しかし、糖尿病がもたらすリスクは、実はそれだけではありません。近年、糖尿病と「がん」の間に、見過ごすことのできない深い関連があることが、多くの研究によって明らかになってきました。中でも、日本人のがん死亡数で上位を占める「大腸がん」は、糖尿病の人が特に注意すべきがんの一つなのです。
大腸がんとは?

国立がん研究センター がん情報サービス「がん統計」より引用
本題に入る前に、まず「大腸がん」そのものについて簡単におさらいしましょう。大腸がんは、長さ約1.5〜2mの臓器である大腸(結腸と直腸)に発生するがんです。その多くは、大腸の粘膜にできる「ポリープ」という良性のイボが、時間をかけてがん化することで発生します。

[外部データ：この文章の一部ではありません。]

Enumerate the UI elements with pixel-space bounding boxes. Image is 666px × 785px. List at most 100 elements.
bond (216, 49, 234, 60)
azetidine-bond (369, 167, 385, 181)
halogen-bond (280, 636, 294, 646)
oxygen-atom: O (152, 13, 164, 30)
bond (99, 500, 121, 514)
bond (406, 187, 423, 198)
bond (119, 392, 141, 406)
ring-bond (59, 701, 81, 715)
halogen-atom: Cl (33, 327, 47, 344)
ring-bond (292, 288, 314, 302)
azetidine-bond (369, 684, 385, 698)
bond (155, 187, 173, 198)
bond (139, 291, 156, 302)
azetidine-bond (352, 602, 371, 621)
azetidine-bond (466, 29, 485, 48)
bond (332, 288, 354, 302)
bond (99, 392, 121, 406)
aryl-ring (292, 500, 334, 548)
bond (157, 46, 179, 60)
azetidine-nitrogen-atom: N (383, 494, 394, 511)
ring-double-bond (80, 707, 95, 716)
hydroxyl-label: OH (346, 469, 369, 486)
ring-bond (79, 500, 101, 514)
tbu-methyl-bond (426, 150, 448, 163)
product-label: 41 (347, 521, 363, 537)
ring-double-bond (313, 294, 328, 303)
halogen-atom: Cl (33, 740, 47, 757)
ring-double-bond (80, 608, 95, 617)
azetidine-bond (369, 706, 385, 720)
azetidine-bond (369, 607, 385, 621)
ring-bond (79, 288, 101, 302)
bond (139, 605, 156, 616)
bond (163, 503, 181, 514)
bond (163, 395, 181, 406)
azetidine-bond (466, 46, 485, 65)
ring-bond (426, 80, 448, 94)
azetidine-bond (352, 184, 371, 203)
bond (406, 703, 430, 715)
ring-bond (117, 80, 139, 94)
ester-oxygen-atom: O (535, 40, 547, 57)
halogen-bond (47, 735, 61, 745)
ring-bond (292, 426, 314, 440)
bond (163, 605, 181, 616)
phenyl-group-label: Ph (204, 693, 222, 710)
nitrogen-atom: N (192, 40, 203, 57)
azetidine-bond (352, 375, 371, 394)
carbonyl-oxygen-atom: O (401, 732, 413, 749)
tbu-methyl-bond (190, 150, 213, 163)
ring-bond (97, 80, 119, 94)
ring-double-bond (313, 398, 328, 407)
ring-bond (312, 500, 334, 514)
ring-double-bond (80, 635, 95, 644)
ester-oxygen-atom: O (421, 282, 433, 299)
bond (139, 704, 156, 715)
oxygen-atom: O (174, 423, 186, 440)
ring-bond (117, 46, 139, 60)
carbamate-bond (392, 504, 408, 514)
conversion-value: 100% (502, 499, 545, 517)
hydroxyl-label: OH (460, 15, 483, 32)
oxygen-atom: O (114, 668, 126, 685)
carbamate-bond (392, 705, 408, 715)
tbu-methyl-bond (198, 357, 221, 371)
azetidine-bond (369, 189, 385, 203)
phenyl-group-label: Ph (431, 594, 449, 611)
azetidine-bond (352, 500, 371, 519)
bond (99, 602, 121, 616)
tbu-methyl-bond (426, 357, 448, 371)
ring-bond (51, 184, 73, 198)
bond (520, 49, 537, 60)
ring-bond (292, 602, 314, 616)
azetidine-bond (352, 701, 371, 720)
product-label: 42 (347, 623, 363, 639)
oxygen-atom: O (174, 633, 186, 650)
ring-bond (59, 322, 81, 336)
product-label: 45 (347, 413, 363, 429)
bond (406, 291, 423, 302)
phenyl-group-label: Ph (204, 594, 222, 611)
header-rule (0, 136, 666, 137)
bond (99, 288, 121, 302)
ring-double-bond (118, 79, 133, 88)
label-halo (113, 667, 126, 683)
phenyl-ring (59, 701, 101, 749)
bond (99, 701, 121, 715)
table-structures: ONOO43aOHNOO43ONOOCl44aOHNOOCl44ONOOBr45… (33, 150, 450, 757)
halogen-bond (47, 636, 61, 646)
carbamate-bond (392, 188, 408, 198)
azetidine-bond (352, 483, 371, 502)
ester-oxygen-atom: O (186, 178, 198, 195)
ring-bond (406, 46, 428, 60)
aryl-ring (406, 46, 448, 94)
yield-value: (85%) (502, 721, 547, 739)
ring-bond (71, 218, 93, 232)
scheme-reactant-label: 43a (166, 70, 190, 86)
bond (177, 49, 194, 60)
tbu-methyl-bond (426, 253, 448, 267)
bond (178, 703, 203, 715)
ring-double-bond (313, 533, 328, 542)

そして、この大腸がんは、現代の日本人にとって決して他人事ではありません。国立がん研究センターの最新の統計(2019年)によると、大腸がんはすべてのがんの中で罹患数(新たにがんと診断される人の数)が男女合計で第1位となっています。死亡数においても、女性では第1位、男性では肺がん、胃がんに次いで第3位と非常に高い順位を占めており、私たちの命を脅かす大きな原因の一つなのです。
大腸がんの最も注意すべき特徴は、「初期には自覚症状がほとんどない」ことです。

「症状がないから大腸がんの心配がない」は明確に誤りです。
大腸がんの症状
がんが知らないうちに進行し、気づいた時には手遅れになってしまうケースも少なくありません。進行した場合の症状としては、以下のようなものが挙げられます。
- 血便(便に血が混じる、便器が赤くなる)
- 便秘と下痢を繰り返す
- 便が細くなる
- お腹が張る、腹痛がある
- 貧血、体重減少
しかし、逆に言えば、大腸がんは「早期発見・早期治療で治りやすいがん」でもあります。ポリープの段階や、がんが粘膜内にとどまっている早期のステージで発見できれば、内視鏡手術などで体に負担なく切除でき、90%以上が治癒すると言われています。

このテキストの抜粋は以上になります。